My grandfather is the reason I am on this website, though he never knew it existed. He was there for the great wave of popular science fiction, and he passed the bug down to my dad, who passed it down to me. He was among the first horde Trekkies, he read Starship Troopers during his career a United States Marine, and he left behind him two large, beautifully-carved and -painted cupboards from Japan, within which is a treasure trove of science fiction, from the days when you could buy three works by Clarke, Heinlein, Bradbury, or anyone else for that matter, for under a dollar.
I was recently given permission from my grandmother to take a look in these cupboards, to see if there was anything of interest to me. Suffice to say, there was. Some volumes I could not take because they would no longer stay together (such as a first printing of 2001: A Space Odyssey), and some I just didn't have the space in my suitcase to take home to Iowa or to school in Georgia with me. But I got what I could, and I think I brought in a pretty good haul.
This is a list of the books I was able to make off with. Some of them are classics. Some of them are campy. All of them shall be read.
The Hammer of God, by Arthur C. Clarke The Sky is Full of Ships, by Richard C. Meredith The Unpleasant Profession of Jonathan Hoag, Revolt in 2100, The Day After Tomorrow, Stranger in a Strange Land (first printing!!!) and Tunnel in the Sky, by Robert Heinlein The Illustrated Man, R is for Rocket, and Fahrenheit 451 by Ray Bradbury A Journey to the Center of Earth, by Jules Verne Starmaster's Gambit, by Gerard Klein Strangers in the Universe, and Cosmic Engineers, by Clifford Simak Dai-sho, by Marc Olden (which, from what it sounds like, is frighteningly like my current vision of the Shogunate Zaibatsu) Secret of the Red Spot, by Eando Binder Close Encounters of the Third Kind, by Steven Spielberg (I didn't know he wrote a book, too. Huh.) Thundar, Man of Two Worlds, by John Bloodstone The Penultimate Truth, by Philip K. Dick Chariots of the Gods, by Erich von Panken The Cybernetic Brains, by Raymond F. Jones The Byworlder, by Poul Anderson
And a few collections:
Generation, edited by David Gerrold The 1973 World's Best SF, edited by Donald A. Wollheim March 1967 Worlds of If, Hugo Winner's Issue A Treasury of Great Science Fiction, edited by Anthony Boucher
I'll be sure to let you all know how they are.

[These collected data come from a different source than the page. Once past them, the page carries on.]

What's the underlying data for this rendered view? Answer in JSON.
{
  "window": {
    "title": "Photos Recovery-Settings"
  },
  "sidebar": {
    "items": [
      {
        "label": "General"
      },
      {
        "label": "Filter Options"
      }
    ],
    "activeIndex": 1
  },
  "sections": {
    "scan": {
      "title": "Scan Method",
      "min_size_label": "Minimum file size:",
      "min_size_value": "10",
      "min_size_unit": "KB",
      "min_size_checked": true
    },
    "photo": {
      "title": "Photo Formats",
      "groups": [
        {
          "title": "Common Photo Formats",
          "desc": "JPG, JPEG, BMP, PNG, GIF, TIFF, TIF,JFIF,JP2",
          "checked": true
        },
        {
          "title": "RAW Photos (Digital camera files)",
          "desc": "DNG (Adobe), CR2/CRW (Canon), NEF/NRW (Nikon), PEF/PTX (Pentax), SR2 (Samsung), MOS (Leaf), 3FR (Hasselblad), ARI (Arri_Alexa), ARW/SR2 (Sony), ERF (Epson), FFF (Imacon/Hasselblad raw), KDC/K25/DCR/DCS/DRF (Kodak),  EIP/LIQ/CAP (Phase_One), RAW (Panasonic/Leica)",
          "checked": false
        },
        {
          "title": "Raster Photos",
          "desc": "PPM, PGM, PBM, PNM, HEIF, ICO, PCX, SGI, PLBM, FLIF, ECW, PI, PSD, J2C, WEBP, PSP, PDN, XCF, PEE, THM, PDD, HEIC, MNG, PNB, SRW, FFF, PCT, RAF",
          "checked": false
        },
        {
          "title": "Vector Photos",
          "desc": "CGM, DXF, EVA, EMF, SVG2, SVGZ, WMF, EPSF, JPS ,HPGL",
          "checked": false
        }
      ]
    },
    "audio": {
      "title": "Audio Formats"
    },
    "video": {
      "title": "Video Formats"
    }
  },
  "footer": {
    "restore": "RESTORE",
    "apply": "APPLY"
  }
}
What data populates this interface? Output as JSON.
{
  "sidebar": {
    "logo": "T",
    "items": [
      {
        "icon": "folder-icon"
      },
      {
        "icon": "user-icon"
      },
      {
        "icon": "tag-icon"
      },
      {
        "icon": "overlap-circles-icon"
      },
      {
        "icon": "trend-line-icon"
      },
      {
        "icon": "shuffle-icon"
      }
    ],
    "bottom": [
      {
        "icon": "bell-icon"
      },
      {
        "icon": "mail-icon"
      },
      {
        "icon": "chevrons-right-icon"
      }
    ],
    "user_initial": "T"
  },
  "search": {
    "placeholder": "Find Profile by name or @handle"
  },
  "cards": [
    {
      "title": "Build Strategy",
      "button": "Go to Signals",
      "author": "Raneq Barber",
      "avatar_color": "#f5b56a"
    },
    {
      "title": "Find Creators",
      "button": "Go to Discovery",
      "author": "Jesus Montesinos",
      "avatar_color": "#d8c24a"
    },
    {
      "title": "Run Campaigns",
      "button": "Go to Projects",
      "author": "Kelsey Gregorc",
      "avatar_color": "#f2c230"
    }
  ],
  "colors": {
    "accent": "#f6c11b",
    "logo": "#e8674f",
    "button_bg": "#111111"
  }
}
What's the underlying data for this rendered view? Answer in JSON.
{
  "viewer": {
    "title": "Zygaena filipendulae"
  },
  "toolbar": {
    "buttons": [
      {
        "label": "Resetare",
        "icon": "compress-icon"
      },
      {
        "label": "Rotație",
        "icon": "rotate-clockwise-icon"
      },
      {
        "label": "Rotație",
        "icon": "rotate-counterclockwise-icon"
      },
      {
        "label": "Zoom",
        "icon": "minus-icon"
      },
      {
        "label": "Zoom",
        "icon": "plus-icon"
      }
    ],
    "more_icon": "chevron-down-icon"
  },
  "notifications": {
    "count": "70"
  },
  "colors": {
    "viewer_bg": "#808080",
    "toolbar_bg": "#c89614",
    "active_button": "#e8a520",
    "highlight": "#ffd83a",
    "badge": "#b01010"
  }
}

Does anyone here have a collection, either accumulated or inherited, that they are particularly proud of?
I've got an early printing of The Pathfinder by james fenimore cooper, and a copy of a book of poems T.E. Lawrence called minorities; as well as a random collection of other old hardback books, including some school primers that have been handed down the famly for a very long time. Obviously I'm not the only bookfiend in the family. My family doesn't go for scifi; tending towards literature and historical things.